My plan going forward it so post twice per week, Tuesday morning for everyone and Thursday morning for premium subscribers. Today’s is a little late due to my ambitious run in the Greek sun… This week premium subscribers will get two posts on Expedia’s new loyalty program. You should subscribe!
The FT has a fantastic profile (ungated) of the eight Google researchers who wrote the modern foundational AI paper “Attention is all you need”. That paper became the core insight and building block that has led to the current generative AI revolution. The article is worth reading in whole to better understand the breakthrough that came from the paper.
For today’s purpose I want to dig into the description of the serendipity that led to the discovery. While the article does not say it directly, it is clear from the profile that if the eight researchers had been working from home it is unlikely the paper would have ever been written. Consider the following quotes from the piece (bold emphasis mine)
In early 2017, two Google research scientists, Ashish Vaswani and Jakob Uszkoreit, were in a hallway of the search giant’s Mountain View campus, discussing a new idea for how to improve machine translation, the AI technology behind Google Translate…
…The three Google scientists surmised this [scanning and analyzing an entire sentence at once rather than word-by-word] would be much faster and more accurate than existing methods. They started playing around with some early prototypes on English-German translations, and found it worked. During their chat in the hallway, Uszkoreit and Vaswani were overheard by Noam Shazeer, a Google veteran who had joined the company back in 2000 when Google had roughly 200 employees… The chance conversation formalised a months-long collaboration in 2017 that eventually produced an architecture for processing language, known simply as the “transformer”…
…As they all remember it, they were originally working as three separate groups on various aspects of self-attention, but then decided to combine forces... “The idea for the transformer formed organically as we worked and collaborated in the office,” says Jones. Google’s colourful open-plan working environment, complete with campus bicycles, proved fruitful. “I recall Jakob [Uszkoreit] cycling up to my desk and scribbling a picture of a model on a whiteboard behind me and gathering the thoughts of whoever was in earshot.”
One of the ongoing themes of Marketing BS is that while working from home seems to make some people (most people?) more productive, it does so at the cost of collaboration, learning, and innovation. When you are running an existing process working from home makes a lot of sense. But when you are trying to create something new or solve hard problems, nothing beats being in the office.
I have previously shared that the biggest single value-driver we created at A Place For Mom happened due to a hallway conversation. It seems like the greatest value-creating research paper of the last decade happened due a series of hallway conversations.
The question is, what type of company is Google?
On June 8th Google has told 80% of their employees that they need to spend at least 3 days per week in the office. This means that 20% are still fully working remotely, and everyone else is still working from home ~40% of the time.
That might be okay. Google is a $1.5 Trillion dollar company with almost all their revenue coming from a single product (advertising). It could be that Google’s workforce should be run as a slow moving business driving incremental productivity improvements and ensuring nothing breaks. Working from home could be the best way to make that model run most efficiently.
But it is not a way to be innovative.
And the researchers that wrote the foundational paper all realized that. All eight have now left Google. From the FT:
…they also found that Google was not structured in a way that allowed for risk-taking entrepreneurialism, or launching new products quickly. It would require building a “new kind of software . . . computers you can talk to,” Vaswani adds. “It seemed easier to bring that vision to light outside of Google.”…

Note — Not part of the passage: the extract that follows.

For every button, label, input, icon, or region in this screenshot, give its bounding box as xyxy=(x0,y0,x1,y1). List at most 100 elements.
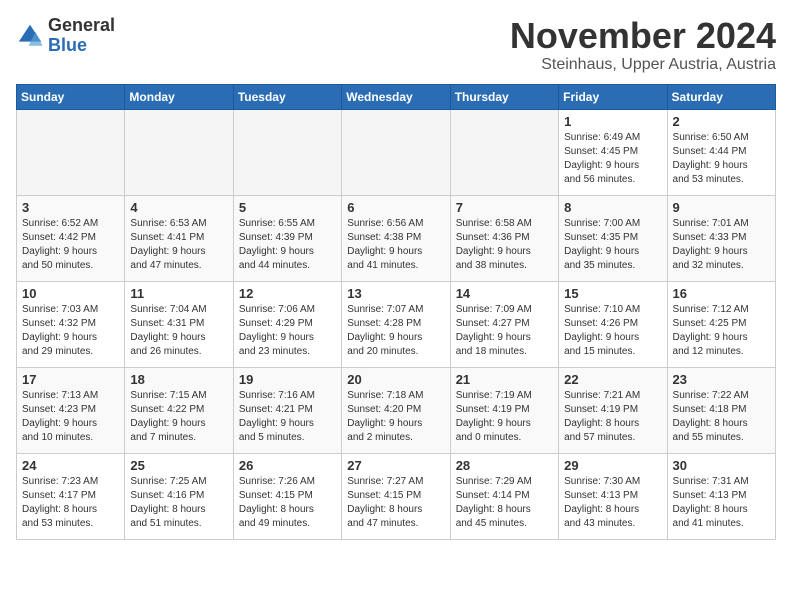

“The reason why I left Google was that I actually didn’t see enough adoption in the products that I was using. They weren’t changing. They weren’t modernising. They weren’t adopting this tech. I just wasn’t seeing this large language model tech actually reach the places that it needed to reach,”
Where are the researchers now?
Illia Polosukhin: Left in 2017 to co-found Near (Blockchain)
Aiden Gomez: Left in 2019 to found Cohere (applied generative AI)
Jacob Uszkoreit: Left in 2021 to co-found Inceptive (biotech using transformers)
Noam Shazeer: Left in 2021 to co-found Character.ai (Consumer generative AI)
Lukasz Kaiser: Left in 2021 to join OpenAI
Ashish Vaswani and Niki Parmar: Both left in 2021 to co-found Essential.ai (AI business applications)
Llion Jones: Left in 2023 to co-found a [still stealth] start-up
I don’t know for a fact, but I would bet that the companies these people founded have employees who all work in the office.